Por decisão pessoal, atletas judeus de vários países boicotaram os jogos nazistas. Nos Estados Unidos, o Congresso Judaico Americano e o Comitê Trabalhista Judaico empreenderam uma forte campanha de boicote, enfraquecida com a decisão do Sindicato dos Atletas Amadores dos Estados Unidos de participar dos Jogos.
Enquanto os protestos se ouviam em diversas partes do mundo, as autoridades nacionais de 32 países e o Comitê Olímpico Internacional concordaram em participar do espetáculo nazista. No caso da Inglaterra, tratava-se da conivência com as recorrentes violações de tratados internacionais e da militarização empreendida pelo governo alemão, que permitiram a anexação da Áustria e dos Sudetos e que desembocaria na invasão da Polônia.
As autoridades esportivas internacionais contentaram-se com as imagens oficiais e não ousaram condenar o regime nazista, em nome da separação entre esporte e política. No seio da nação germânica governada pelos nazistas, como nunca antes, esporte e política estiveram intrinsecamente vinculados.

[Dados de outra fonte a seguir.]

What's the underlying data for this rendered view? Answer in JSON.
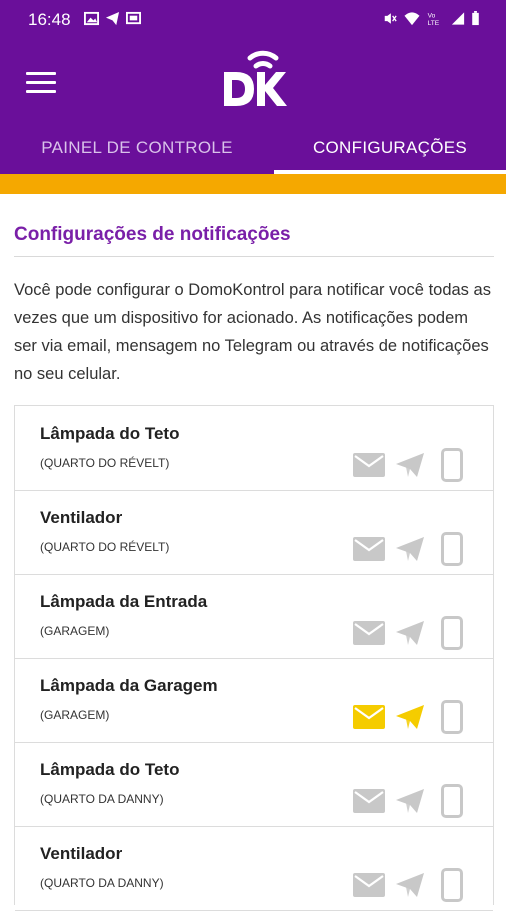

Ao final dos XI Jogos, o Barão de Coubertin saudava o povo alemão pela realização e anunciava alvíssaras para as competições que se desenrolariam no Japão, “nas longínquas margens do Pacífico”, em 1940. O barão faleceu em 1937 e foi poupado de acompanhar as competições bélicas que ocorreram no Pacífico e em diversas outras partes do mundo. A guerra, uma vez mais, paralisaria os jogos de 1940 e de 1944.

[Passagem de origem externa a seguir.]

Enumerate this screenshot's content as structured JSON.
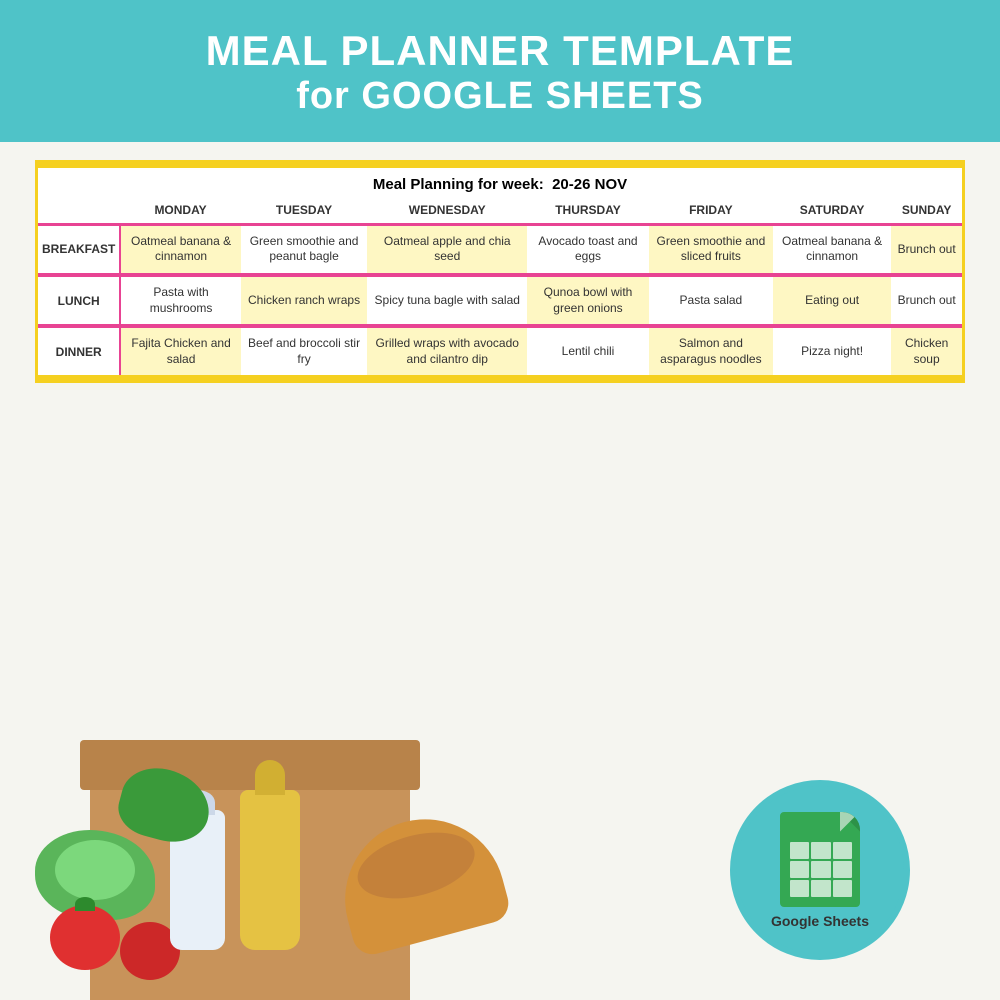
{
  "banner": {
    "line1": "MEAL PLANNER TEMPLATE",
    "line2": "for GOOGLE SHEETS"
  },
  "planner": {
    "week_label": "Meal Planning for week:",
    "week_range": "20-26 NOV",
    "days": [
      "MONDAY",
      "TUESDAY",
      "WEDNESDAY",
      "THURSDAY",
      "FRIDAY",
      "SATURDAY",
      "SUNDAY"
    ],
    "meals": [
      {
        "label": "BREAKFAST",
        "items": [
          "Oatmeal banana & cinnamon",
          "Green smoothie and peanut bagle",
          "Oatmeal apple and chia seed",
          "Avocado toast and eggs",
          "Green smoothie and sliced fruits",
          "Oatmeal banana & cinnamon",
          "Brunch out"
        ]
      },
      {
        "label": "LUNCH",
        "items": [
          "Pasta with mushrooms",
          "Chicken ranch wraps",
          "Spicy tuna bagle with salad",
          "Qunoa bowl with green onions",
          "Pasta salad",
          "Eating out",
          "Brunch out"
        ]
      },
      {
        "label": "DINNER",
        "items": [
          "Fajita Chicken and salad",
          "Beef and broccoli stir fry",
          "Grilled wraps with avocado and cilantro dip",
          "Lentil chili",
          "Salmon and asparagus noodles",
          "Pizza night!",
          "Chicken soup"
        ]
      }
    ]
  },
  "google_sheets": {
    "label": "Google Sheets"
  }
}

No caso brasileiro, retomando os Jogos Olímpicos de 2016, estabelece-se uma irônica sobreposição temporal, que também escapou ao planejamento de seus organizadores. O período do advento da abertura oficial dos jogos vai coincidir com o desfecho do ciclo de governos petistas no plano federal. A sonhada apoteose olímpico-política parece ter se transformado no pesadelo da emergência das forças reacionárias que desfilaram em parceria com o lulismo desde 2003.
Se tal quadro vier a se confirmar, nas fotos da tribuna das autoridades, possivelmente, estarão registrados Michel Temer, Eduardo Paes, Renan Calheiros e Henrique Meirelles. A maior parte do público estará elegantemente fardada de verde-amarelo. A tocha irá incendiar a pira olímpica, e poderia ser empunhada, nesse momento de glória, por Eduardo Cunha*. Haveria no gesto, muita coerência.
Independentemente do programa oficial e das celebridades presentes, vale a pena retomar e ressignificar as palavras de ordem das manifestações populares: “Vai ter jogos. Vai ter luta!” e, principalmente, “Fora Temer!”.
Flávio Campos é professor do Departamento de História da Universidade de São Paulo e coordenador científico do Ludens (Núcleo de Pesquisas sobre Futebol e Modalidades Lúdicas da USP).